The key, therefore, to understanding Dorothy’s insistence on the universal call to live the evangelical counsels, even by the laity, is in her insistence that we not overthink the issue at hand and blunt the force of Jesus’s words in the Sermon on the Mount. When it comes to wealth and material comfort what Jesus is saying is that in order to be fit for the Kingdom you have to place God in first place. You have to have a singleness of vision and purpose. You must be without guile or subterfuge, saying “yes” when you mean “yes” and “no” when you mean “no.” You must put your hand to the plow and not look back, wistfully, at what you are “missing out on” by focusing intently on the demands of his Kingdom. Your heart, as Jesus points out, follows your treasure, whatever that worldly treasure might be. And unless that treasure is the Kingdom you are guilty of an idolatry of some sort and in varying degrees of severity. The essence of all sin is just such idolatrous counterfeiting of the good with some drab and hideous imposters, all of which promise us happiness if we will but reject the tears of the saints in favor of the laughter of the sinners.
But this is to speak in generalities, whereas Jesus was quite specific in his denunciation of wealth in particular. Why? Dorothy Day held that it is because he understood that the marriage of wealth and power is a particularly virulent opiate that infiltrates our soul with a spiritual dopamine rush that few can resist. As Jesus noted, it is possible for the camel to pass through the eye of the needle—but only with God’s help. But the path whereby such divine help can be accessed is the narrow path to the narrow gate and few there are that take it. And this is why Dorothy was adamant that her path of prayer, material simplicity, and hospitality to the stranger can only happen, for the vast majority of people, if one lives the life of precarity—in other words, a life lived in the spirit of Abraham who divested himself of all of the world’s pseudo-securities in order to remain open to the promptings of God.

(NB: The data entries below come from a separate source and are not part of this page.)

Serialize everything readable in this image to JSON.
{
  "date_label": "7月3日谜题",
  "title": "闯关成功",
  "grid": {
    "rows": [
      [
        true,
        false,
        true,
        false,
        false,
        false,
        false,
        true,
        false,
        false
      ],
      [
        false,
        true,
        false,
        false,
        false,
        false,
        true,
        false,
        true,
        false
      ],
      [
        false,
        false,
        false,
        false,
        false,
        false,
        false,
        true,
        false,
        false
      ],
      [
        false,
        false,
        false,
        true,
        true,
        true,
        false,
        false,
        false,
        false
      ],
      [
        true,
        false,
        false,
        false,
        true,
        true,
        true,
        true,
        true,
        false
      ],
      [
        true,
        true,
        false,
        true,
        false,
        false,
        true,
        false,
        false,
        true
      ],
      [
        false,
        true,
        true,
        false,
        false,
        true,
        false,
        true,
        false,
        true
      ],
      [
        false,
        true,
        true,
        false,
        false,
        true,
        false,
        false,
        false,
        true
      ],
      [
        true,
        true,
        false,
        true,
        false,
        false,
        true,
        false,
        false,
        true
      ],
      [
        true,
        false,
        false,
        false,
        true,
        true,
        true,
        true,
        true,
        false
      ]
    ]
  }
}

Finally, what is truly difficult about this path of precarity is that when one adopts it, as in Ignatian spirituality, a proper spirit of indifference to outcomes is created, and then one discovers, in a renewed clarity of soul, shockingly, that what God asks of us often seems absurd. “Taking up one’s cross” as a cipher for “death to the old self” is not strong enough, nor sufficient, to describe the agonistic anomie created by the absurdity of the Divine call. All true death is terrorizing. And blathering on and on about “dying to self” while staying strictly in the zone of comfort is actually no death at all and may in fact may be an illusory conceit masking my complete lack of any death at all to the old self.
Thus, Dorothy Day’s deep insight, her lasting and most important spiritual legacy beyond all of the various “issues” for which she was famous, is precisely this notion of precarity as an acid that dissolves the illusion of false securities in and through a true and real death to the false self of acquisition. Only in and through such a death can we bear to live in God’s “absurd” Kingdom.